Absolute imports only (from openjarvis.core.registry import ...)
Sort imports with ruff (isort rules enabled)
Place from __future__ import annotations as the first import

PR Guidelines¶

Before Submitting¶

Run the full test suite and verify no regressions:
```
uv run pytest tests/ -v
```
Run the linter and fix all issues:
```
uv run ruff check src/ tests/
```
Add tests for new functionality.
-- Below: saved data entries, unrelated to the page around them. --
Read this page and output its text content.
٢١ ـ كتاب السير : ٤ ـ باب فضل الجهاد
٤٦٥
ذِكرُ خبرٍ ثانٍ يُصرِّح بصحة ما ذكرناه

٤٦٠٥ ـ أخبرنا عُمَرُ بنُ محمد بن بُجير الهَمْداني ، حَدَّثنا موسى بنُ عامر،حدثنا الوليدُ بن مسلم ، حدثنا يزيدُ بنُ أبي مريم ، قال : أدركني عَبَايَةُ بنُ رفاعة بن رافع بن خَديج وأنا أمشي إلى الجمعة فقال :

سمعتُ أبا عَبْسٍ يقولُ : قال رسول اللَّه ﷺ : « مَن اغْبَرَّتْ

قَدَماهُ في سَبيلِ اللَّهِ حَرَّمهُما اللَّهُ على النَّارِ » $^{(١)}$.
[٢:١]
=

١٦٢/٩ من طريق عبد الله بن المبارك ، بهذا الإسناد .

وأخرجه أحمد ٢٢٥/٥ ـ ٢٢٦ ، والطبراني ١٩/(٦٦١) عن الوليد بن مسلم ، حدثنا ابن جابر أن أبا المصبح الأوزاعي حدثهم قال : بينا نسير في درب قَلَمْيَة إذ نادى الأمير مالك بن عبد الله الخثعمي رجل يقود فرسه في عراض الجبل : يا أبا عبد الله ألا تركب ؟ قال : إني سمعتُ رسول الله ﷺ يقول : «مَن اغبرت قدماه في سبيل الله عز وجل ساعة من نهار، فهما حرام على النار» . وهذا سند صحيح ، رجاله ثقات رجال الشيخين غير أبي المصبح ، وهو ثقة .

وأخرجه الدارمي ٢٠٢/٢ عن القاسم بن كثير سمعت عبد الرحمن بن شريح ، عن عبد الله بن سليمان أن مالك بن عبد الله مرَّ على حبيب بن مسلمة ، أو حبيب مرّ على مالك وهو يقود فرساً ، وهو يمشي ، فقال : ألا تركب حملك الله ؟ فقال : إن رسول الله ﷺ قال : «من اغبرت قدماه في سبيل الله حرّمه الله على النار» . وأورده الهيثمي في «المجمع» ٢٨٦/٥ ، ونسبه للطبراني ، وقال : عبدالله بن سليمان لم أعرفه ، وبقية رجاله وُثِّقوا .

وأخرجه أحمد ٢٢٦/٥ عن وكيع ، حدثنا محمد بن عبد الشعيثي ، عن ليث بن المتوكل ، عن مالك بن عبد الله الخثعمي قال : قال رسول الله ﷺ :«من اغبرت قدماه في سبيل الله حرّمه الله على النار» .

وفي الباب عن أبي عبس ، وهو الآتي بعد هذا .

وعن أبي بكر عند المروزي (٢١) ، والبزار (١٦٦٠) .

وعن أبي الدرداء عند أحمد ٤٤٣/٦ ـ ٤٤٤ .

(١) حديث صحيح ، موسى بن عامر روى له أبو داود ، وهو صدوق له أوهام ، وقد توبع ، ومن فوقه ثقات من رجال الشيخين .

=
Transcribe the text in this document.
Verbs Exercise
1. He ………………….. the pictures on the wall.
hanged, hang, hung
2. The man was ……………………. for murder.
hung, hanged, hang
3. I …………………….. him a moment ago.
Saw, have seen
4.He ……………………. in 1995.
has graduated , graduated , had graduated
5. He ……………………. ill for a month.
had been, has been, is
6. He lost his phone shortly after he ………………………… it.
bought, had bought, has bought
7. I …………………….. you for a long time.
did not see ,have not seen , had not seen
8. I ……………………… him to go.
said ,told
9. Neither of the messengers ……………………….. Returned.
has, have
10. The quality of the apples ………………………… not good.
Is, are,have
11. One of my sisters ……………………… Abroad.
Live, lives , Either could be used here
Place them in the corresponding tests/ subdirectory (e.g., new engine tests go in tests/engine/).
Follow the registry pattern for any new extensible component.

Commit Messages¶

Use the imperative mood (e.g., "Add FAISS memory backend")
Keep the first line under 72 characters
Reference relevant issues or PRs

What Makes a Good PR¶

Focused: One feature, fix, or refactor per PR
Tested: Include unit tests that cover the new code paths
Documented: Update docstrings and documentation pages if adding public API
Backwards compatible: Avoid breaking existing interfaces without discussion

Adding a New Primitive Component¶

When adding a new engine, memory backend, agent, tool, benchmark, or router policy:

Implement the corresponding ABC
Register with the appropriate @XRegistry.register("key") decorator
Add an import in the module's __init__.py (with try/except ImportError if the component has optional deps)
Add tests in the matching tests/ subdirectory
Add an entry in pyproject.toml under [project.optional-dependencies] if the component requires new packages

See the registry pattern section above for complete examples.